Beccie Foxwell starred brilliantly as out-of-work actress Rosie Seymore, who steps into her uncle's post as janitor of the luxury flat while he recovers from a car accident. Rosie relishes the opportunity to imagine herself as the genuine resident of the flat, whose neighbour Sam Berryman (the charming Ben Hart) seems likely to brighten her life. She creates realms of fantasy with no clue that she is becoming involved in dangerous undercover activity.

Lisa Skene, as Annette Sefton-Wilcox, the agent, makes a promising debut with the Players.
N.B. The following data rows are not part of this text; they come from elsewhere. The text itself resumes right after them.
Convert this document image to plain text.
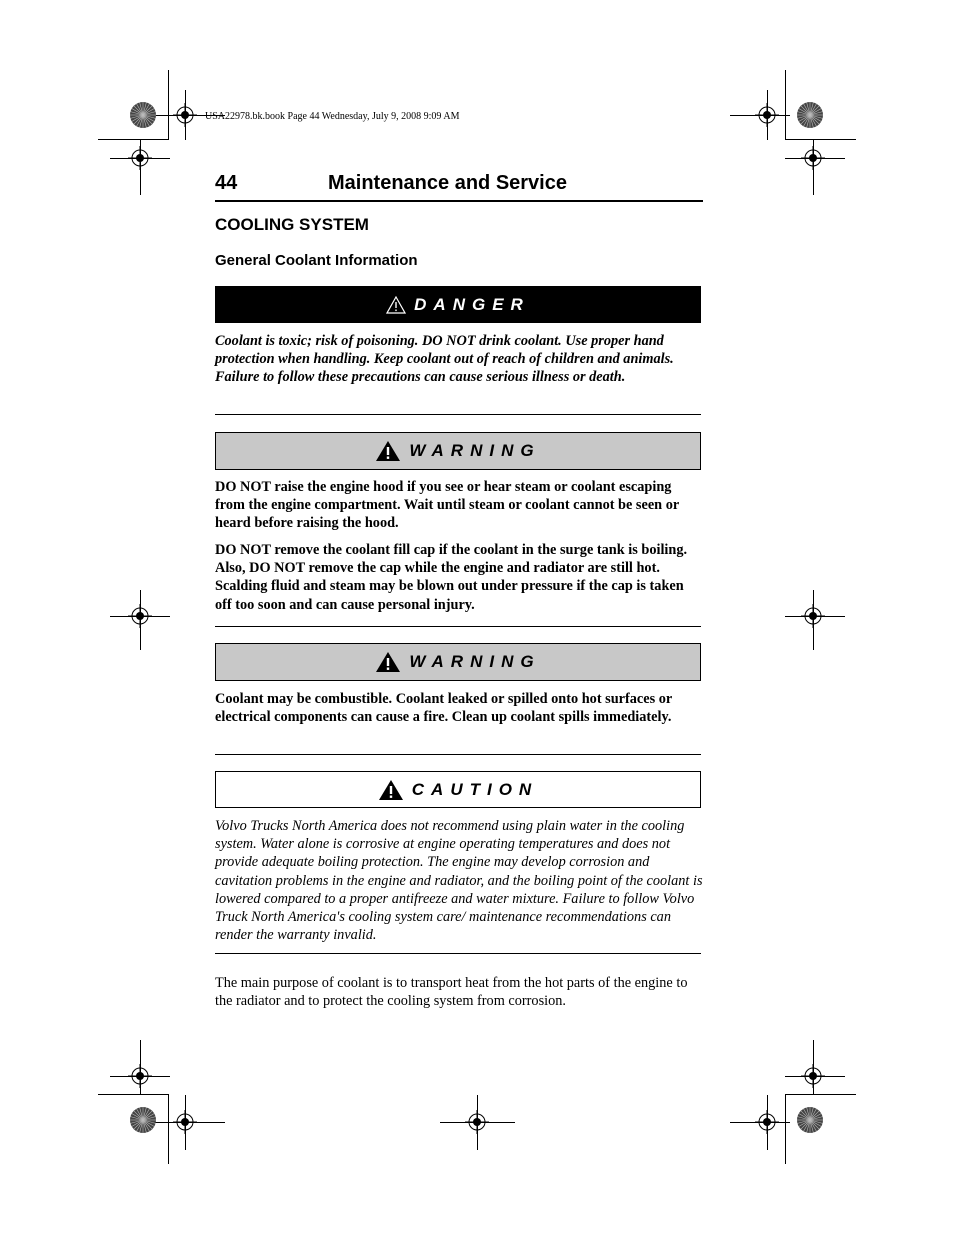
USA22978.bk.book Page 44 Wednesday, July 9, 2008 9:09 AM
44	Maintenance and Service
COOLING SYSTEM
General Coolant Information
DANGER
Coolant is toxic; risk of poisoning. DO NOT drink coolant. Use proper hand protection when handling. Keep coolant out of reach of children and animals. Failure to follow these precautions can cause serious illness or death.
WARNING
DO NOT raise the engine hood if you see or hear steam or coolant escaping from the engine compartment. Wait until steam or coolant cannot be seen or heard before raising the hood.
DO NOT remove the coolant fill cap if the coolant in the surge tank is boiling. Also, DO NOT remove the cap while the engine and radiator are still hot. Scalding fluid and steam may be blown out under pressure if the cap is taken off too soon and can cause personal injury.
WARNING
Coolant may be combustible. Coolant leaked or spilled onto hot surfaces or electrical components can cause a fire. Clean up coolant spills immediately.
CAUTION
Volvo Trucks North America does not recommend using plain water in the cooling system. Water alone is corrosive at engine operating temperatures and does not provide adequate boiling protection. The engine may develop corrosion and cavitation problems in the engine and radiator, and the boiling point of the coolant is lowered compared to a proper antifreeze and water mixture. Failure to follow Volvo Truck North America's cooling system care/ maintenance recommendations can render the warranty invalid.
The main purpose of coolant is to transport heat from the hot parts of the engine to the radiator and to protect the cooling system from corrosion.
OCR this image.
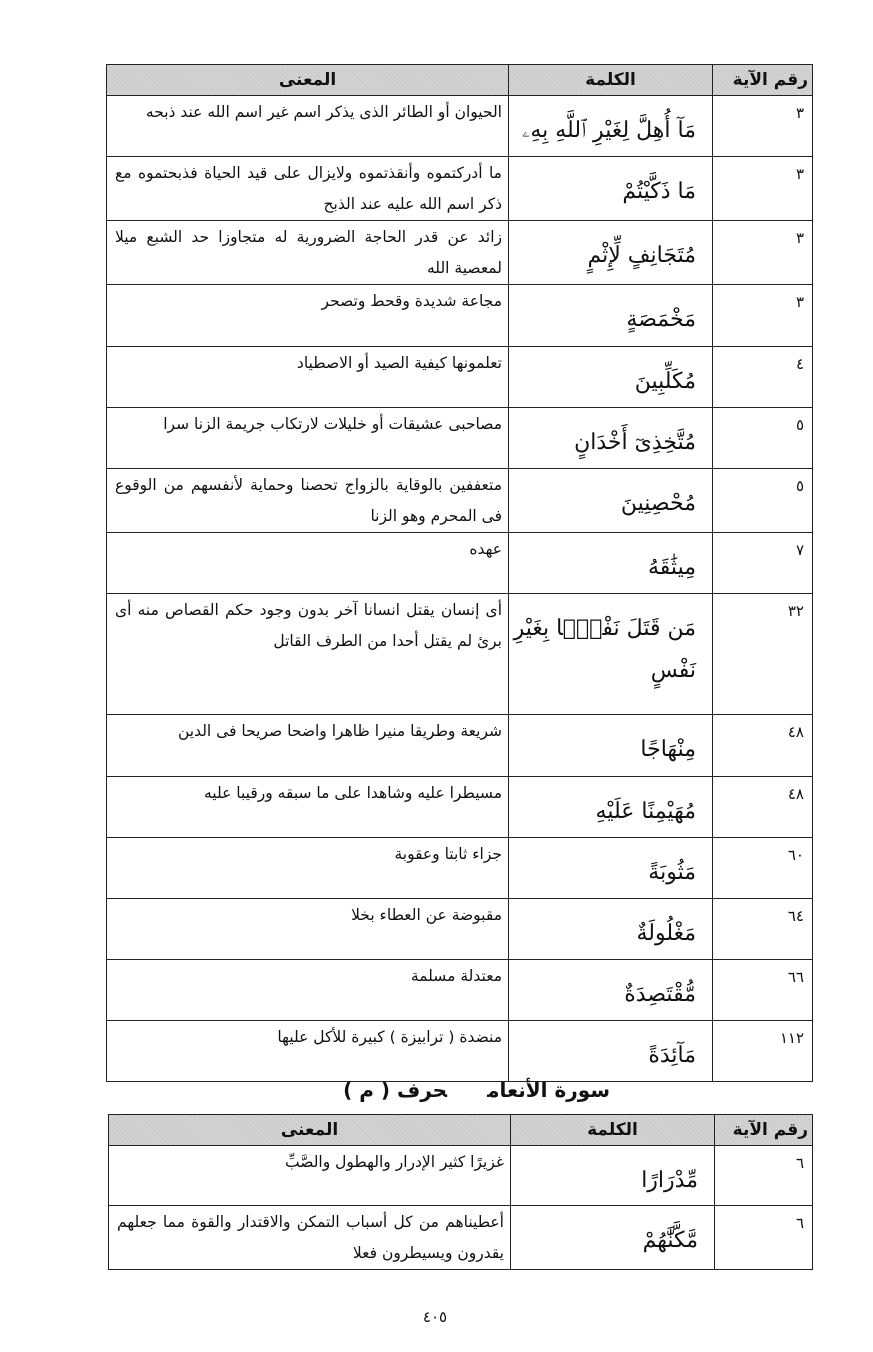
رقم الآية	الكلمة	المعنى
٣	مَآ أُهِلَّ لِغَيْرِ ٱللَّهِ بِهِۦ	الحيوان أو الطائر الذى يذكر اسم غير اسم الله عند ذبحه
٣	مَا ذَكَّيْتُمْ	ما أدركتموه وأنقذتموه ولايزال على قيد الحياة فذبحتموه مع ذكر اسم الله عليه عند الذبح
٣	مُتَجَانِفٍ لِّإِثْمٍ	زائد عن قدر الحاجة الضرورية له متجاوزا حد الشبع ميلا لمعصية الله
٣	مَخْمَصَةٍ	مجاعة شديدة وقحط وتصحر
٤	مُكَلِّبِينَ	تعلمونها كيفية الصيد أو الاصطياد
٥	مُتَّخِذِىٓ أَخْدَانٍ	مصاحبى عشيقات أو خليلات لارتكاب جريمة الزنا سرا
٥	مُحْصِنِينَ	متعففين بالوقاية بالزواج تحصنا وحماية لأنفسهم من الوقوع فى المحرم وهو الزنا
٧	مِيثَٰقَهُ	عهده
٣٢	مَن قَتَلَ نَفْسًۢا بِغَيْرِ نَفْسٍ	أى إنسان يقتل انسانا آخر بدون وجود حكم القصاص منه أى برئ لم يقتل أحدا من الطرف القاتل
٤٨	مِنْهَاجًا	شريعة وطريقا منيرا ظاهرا واضحا صريحا فى الدين
٤٨	مُهَيْمِنًا عَلَيْهِ	مسيطرا عليه وشاهدا على ما سبقه ورقيبا عليه
٦٠	مَثُوبَةً	جزاء ثابتا وعقوبة
٦٤	مَغْلُولَةٌ	مقبوضة عن العطاء بخلا
٦٦	مُّقْتَصِدَةٌ	معتدلة مسلمة
١١٢	مَآئِدَةً	منضدة ( ترابيزة ) كبيرة للأكل عليها
سورة الأنعامحرف ( م )
رقم الآية	الكلمة	المعنى
٦	مِّدْرَارًا	غزيرًا كثير الإدرار والهطول والصَّبِّ
٦	مَّكَّنَّٰهُمْ	أعطيناهم من كل أسباب التمكن والاقتدار والقوة مما جعلهم يقدرون ويسيطرون فعلا
٤٠٥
She leaves Rosie in charge, but strange telephone calls and subsequent visitors hint that life is not at all as Rosie assumes.
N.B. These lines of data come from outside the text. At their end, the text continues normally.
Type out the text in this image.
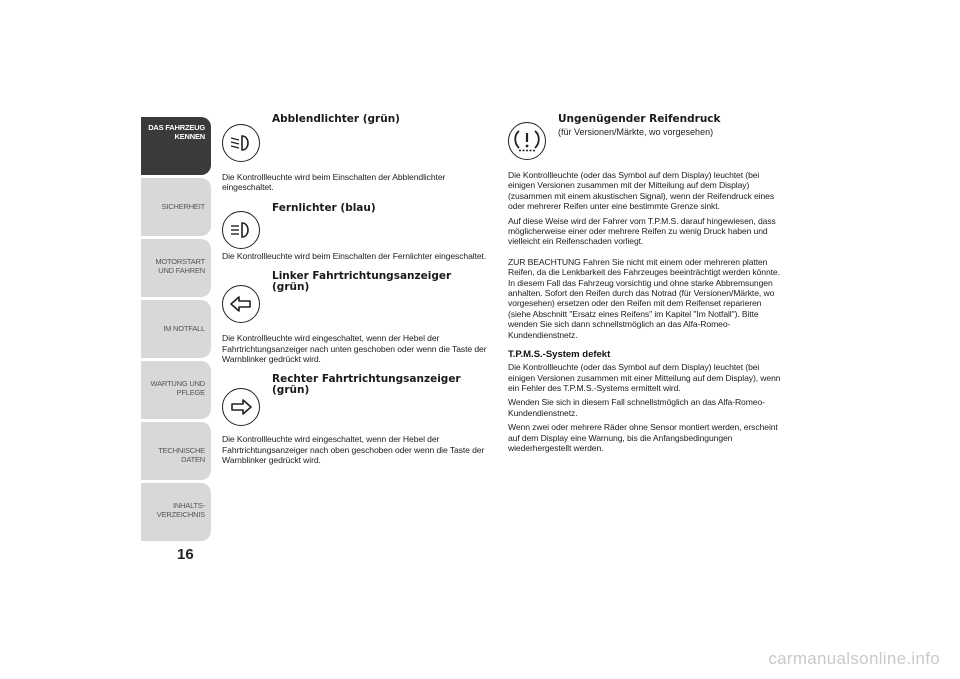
DAS FAHRZEUG KENNEN
SICHERHEIT
MOTORSTART UND FAHREN
IM NOTFALL
WARTUNG UND PFLEGE
TECHNISCHE DATEN
INHALTS-VERZEICHNIS
16
Abblendlichter (grün)
Die Kontrollleuchte wird beim Einschalten der Abblendlichter eingeschaltet.
Fernlichter (blau)
Die Kontrollleuchte wird beim Einschalten der Fernlichter eingeschaltet.
Linker Fahrtrichtungsanzeiger (grün)
Die Kontrollleuchte wird eingeschaltet, wenn der Hebel der Fahrtrichtungsanzeiger nach unten geschoben oder wenn die Taste der Warnblinker gedrückt wird.
Rechter Fahrtrichtungsanzeiger (grün)
Die Kontrollleuchte wird eingeschaltet, wenn der Hebel der Fahrtrichtungsanzeiger nach oben geschoben oder wenn die Taste der Warnblinker gedrückt wird.
Ungenügender Reifendruck
(für Versionen/Märkte, wo vorgesehen)
Die Kontrollleuchte (oder das Symbol auf dem Display) leuchtet (bei einigen Versionen zusammen mit der Mitteilung auf dem Display) (zusammen mit einem akustischen Signal), wenn der Reifendruck eines oder mehrerer Reifen unter eine bestimmte Grenze sinkt.
Auf diese Weise wird der Fahrer vom T.P.M.S. darauf hingewiesen, dass möglicherweise einer oder mehrere Reifen zu wenig Druck haben und vielleicht ein Reifenschaden vorliegt.
ZUR BEACHTUNG Fahren Sie nicht mit einem oder mehreren platten Reifen, da die Lenkbarkeit des Fahrzeuges beeinträchtigt werden könnte. In diesem Fall das Fahrzeug vorsichtig und ohne starke Abbremsungen anhalten. Sofort den Reifen durch das Notrad (für Versionen/Märkte, wo vorgesehen) ersetzen oder den Reifen mit dem Reifenset reparieren (siehe Abschnitt "Ersatz eines Reifens" im Kapitel "Im Notfall"). Bitte wenden Sie sich dann schnellstmöglich an das Alfa-Romeo-Kundendienstnetz.
T.P.M.S.-System defekt
Die Kontrollleuchte (oder das Symbol auf dem Display) leuchtet (bei einigen Versionen zusammen mit einer Mitteilung auf dem Display), wenn ein Fehler des T.P.M.S.-Systems ermittelt wird.
Wenden Sie sich in diesem Fall schnellstmöglich an das Alfa-Romeo-Kundendienstnetz.
Wenn zwei oder mehrere Räder ohne Sensor montiert werden, erscheint auf dem Display eine Warnung, bis die Anfangsbedingungen wiederhergestellt werden.
carmanualsonline.info
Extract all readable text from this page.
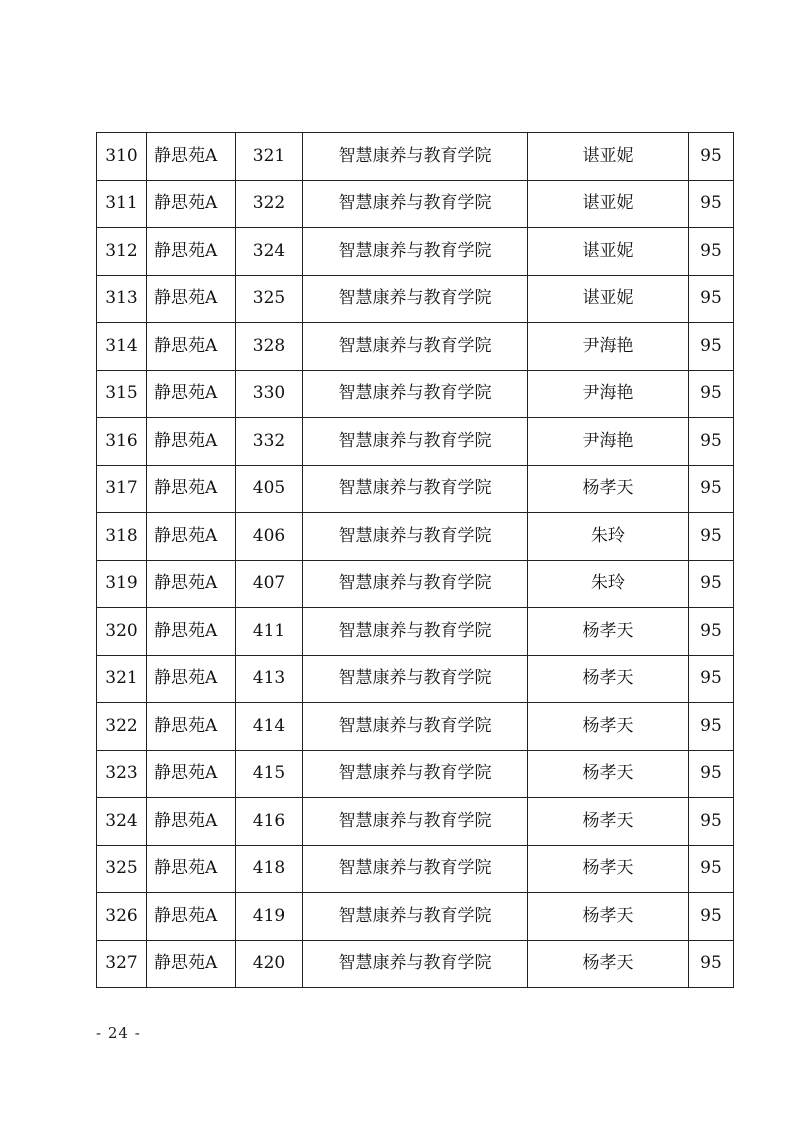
310	静思苑A	321	智慧康养与教育学院	谌亚妮	95
311	静思苑A	322	智慧康养与教育学院	谌亚妮	95
312	静思苑A	324	智慧康养与教育学院	谌亚妮	95
313	静思苑A	325	智慧康养与教育学院	谌亚妮	95
314	静思苑A	328	智慧康养与教育学院	尹海艳	95
315	静思苑A	330	智慧康养与教育学院	尹海艳	95
316	静思苑A	332	智慧康养与教育学院	尹海艳	95
317	静思苑A	405	智慧康养与教育学院	杨孝天	95
318	静思苑A	406	智慧康养与教育学院	朱玲	95
319	静思苑A	407	智慧康养与教育学院	朱玲	95
320	静思苑A	411	智慧康养与教育学院	杨孝天	95
321	静思苑A	413	智慧康养与教育学院	杨孝天	95
322	静思苑A	414	智慧康养与教育学院	杨孝天	95
323	静思苑A	415	智慧康养与教育学院	杨孝天	95
324	静思苑A	416	智慧康养与教育学院	杨孝天	95
325	静思苑A	418	智慧康养与教育学院	杨孝天	95
326	静思苑A	419	智慧康养与教育学院	杨孝天	95
327	静思苑A	420	智慧康养与教育学院	杨孝天	95
- 24 -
Wendy Mitchell as Edna Stricken, ostensibly a beautician, has deeper secrets, while three subsequent arrivals have sinister motives.

Alec Smith as Maurice Whickett, in charge of the operation, has difficulty in curbing the malevolence of the glowering Tracy Taylor (Aless Basram), while his reliance on Tommy Angel (splendidly portrayed by Alistair Aitken) seems sadly misplaced.

As circumstances change, and the outcome of the encounters seems uncertain, Rosie (having abandoned an earlier assumed identity) seems set to lose out yet again.

Flatspin, which attracted large audiences last week, was a top-class production that reflected the continuing success of this long-established amateur company.